At the end of this thesis, I provide an annotated transcription of this book, which I attempt to present and contextualize not only through the concept of “Christian lyricism,” but also by analyzing how its author uses translation and other dominant forms of her era, notably the song (“cantique” or “chanson”) and the Petrarchan sonnet. Perhaps the most striking innovation of this sixteenth-century woman writer is the collection of Sonets de l’amour divin that comes at the end of this book, one of the first (if not the first) Petrarchan canzonieres in French to be entirely dedicated to a spiritual message.

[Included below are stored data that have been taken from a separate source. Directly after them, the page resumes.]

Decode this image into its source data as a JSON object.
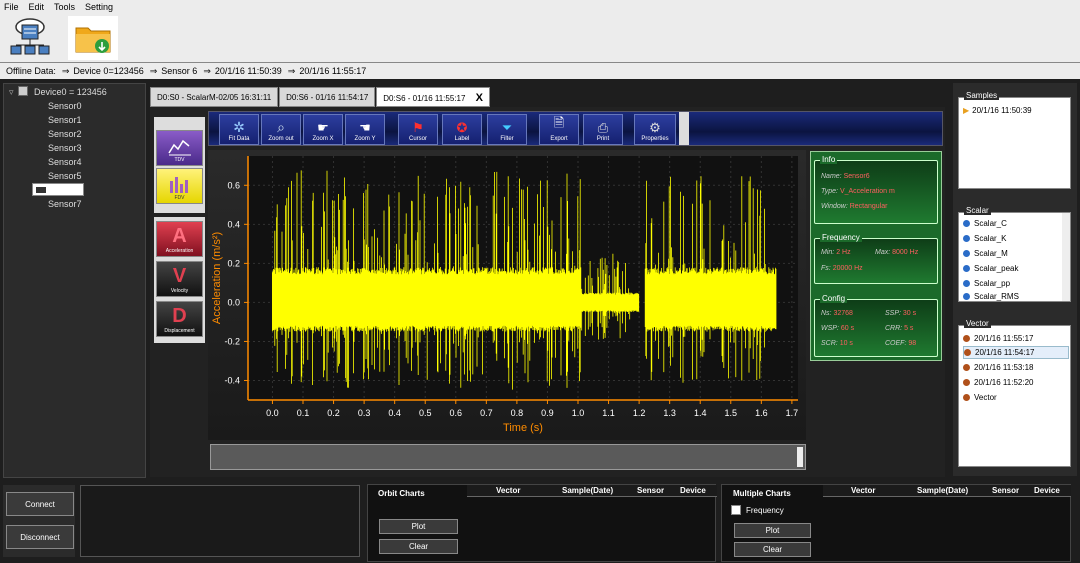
{
  "menu": [
    "File",
    "Edit",
    "Tools",
    "Setting"
  ],
  "info_bar": {
    "label": "Offline Data:",
    "device": "Device 0=123456",
    "sensor": "Sensor 6",
    "start": "20/1/16 11:50:39",
    "end": "20/1/16 11:55:17",
    "arrow": "⇒"
  },
  "tree": {
    "root": "Device0 = 123456",
    "sensors": [
      "Sensor0",
      "Sensor1",
      "Sensor2",
      "Sensor3",
      "Sensor4",
      "Sensor5",
      "",
      "Sensor7"
    ]
  },
  "tabs": [
    {
      "label": "D0:S0 - ScalarM-02/05 16:31:11"
    },
    {
      "label": "D0:S6 - 01/16 11:54:17"
    },
    {
      "label": "D0:S6 - 01/16 11:55:17",
      "close": "X"
    }
  ],
  "left_tools": [
    "TDV",
    "FDV",
    "Acceleration",
    "Velocity",
    "Displacement"
  ],
  "left_tools_glyphs": {
    "a": "A",
    "v": "V",
    "d": "D"
  },
  "toolbar": [
    "Fit Data",
    "Zoom out",
    "Zoom X",
    "Zoom Y",
    "Cursor",
    "Label",
    "Filter",
    "Export",
    "Print",
    "Properties"
  ],
  "info": {
    "title": "Info",
    "name_k": "Name:",
    "name_v": "Sensor6",
    "type_k": "Type:",
    "type_v": "V_Acceleration m",
    "window_k": "Window:",
    "window_v": "Rectangular"
  },
  "frequency": {
    "title": "Frequency",
    "min_k": "Min:",
    "min_v": "2 Hz",
    "max_k": "Max:",
    "max_v": "8000 Hz",
    "fs_k": "Fs:",
    "fs_v": "20000 Hz"
  },
  "config": {
    "title": "Config",
    "ns_k": "Ns:",
    "ns_v": "32768",
    "ssp_k": "SSP:",
    "ssp_v": "30 s",
    "wsp_k": "WSP:",
    "wsp_v": "60 s",
    "crr_k": "CRR:",
    "crr_v": "5 s",
    "scr_k": "SCR:",
    "scr_v": "10 s",
    "coef_k": "COEF:",
    "coef_v": "98"
  },
  "samples": {
    "title": "Samples",
    "items": [
      "20/1/16 11:50:39"
    ]
  },
  "scalar": {
    "title": "Scalar",
    "items": [
      "Scalar_C",
      "Scalar_K",
      "Scalar_M",
      "Scalar_peak",
      "Scalar_pp",
      "Scalar_RMS"
    ]
  },
  "vector": {
    "title": "Vector",
    "items": [
      "20/1/16 11:55:17",
      "20/1/16 11:54:17",
      "20/1/16 11:53:18",
      "20/1/16 11:52:20",
      "Vector"
    ]
  },
  "bottom": {
    "connect": "Connect",
    "disconnect": "Disconnect",
    "orbit_title": "Orbit Charts",
    "orbit_cols": [
      "Vector",
      "Sample(Date)",
      "Sensor",
      "Device"
    ],
    "orbit_plot": "Plot",
    "orbit_clear": "Clear",
    "multi_title": "Multiple Charts",
    "multi_cols": [
      "Vector",
      "Sample(Date)",
      "Sensor",
      "Device"
    ],
    "frequency": "Frequency",
    "multi_plot": "Plot",
    "multi_clear": "Clear"
  },
  "colors": {
    "signal": "#ffff00",
    "axis": "#ff8c00",
    "green_panel": "#1b6a2a",
    "toolbar": "#152070"
  },
  "chart_data": {
    "type": "line",
    "xlabel": "Time (s)",
    "ylabel": "Acceleration (m/s²)",
    "xlim": [
      -0.08,
      1.72
    ],
    "ylim": [
      -0.5,
      0.75
    ],
    "xticks": [
      "0.0",
      "0.1",
      "0.2",
      "0.3",
      "0.4",
      "0.5",
      "0.6",
      "0.7",
      "0.8",
      "0.9",
      "1.0",
      "1.1",
      "1.2",
      "1.3",
      "1.4",
      "1.5",
      "1.6",
      "1.7"
    ],
    "yticks": [
      "0.6",
      "0.4",
      "0.2",
      "0.0",
      "-0.2",
      "-0.4"
    ],
    "series": [
      {
        "color": "#ffff00",
        "envelope": [
          {
            "x_start": 0.0,
            "x_end": 1.01,
            "core_min": -0.15,
            "core_max": 0.18,
            "peak_min": -0.45,
            "peak_max": 0.68
          },
          {
            "x_start": 1.01,
            "x_end": 1.2,
            "core_min": -0.05,
            "core_max": 0.05,
            "peak_min": -0.2,
            "peak_max": 0.25
          },
          {
            "x_start": 1.22,
            "x_end": 1.65,
            "core_min": -0.15,
            "core_max": 0.18,
            "peak_min": -0.42,
            "peak_max": 0.65
          }
        ]
      }
    ],
    "grid": true
  }
}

Between the medieval book of hours and the manuals on meditation that would come during the reign of Henri III (1551 – 1574 – 1589), Anne de Marquets delivers here her own take on a devotional manual, notably characterized by the humanist culture of Renaissance France.

Summary for Lay Audience

This thesis presents and analyses a book by the sixteenth-century French Dominican nun Anne de Marquets (1533-1588). The book is Les Divines Poesies de Marc Antoine Flaminius, a collection of Anne de Marquets’s translations of Marcantonio Flaminio, a poet of the Italian Renaissance who wrote in Latin, and of Anne de Marquets’s own original songs and sonnets on religious themes. In this thesis, I argue that this book, published for the first time in Paris in 1568 and reissued in a second edition (with new poems and translations at the end) in 1569 is an example of Anne de Marquets’s interpretation of Renaissance Christian lyricism, which I define as a literary movement where the style and modes of Renaissance poetry are adapted to a spiritual Christian message.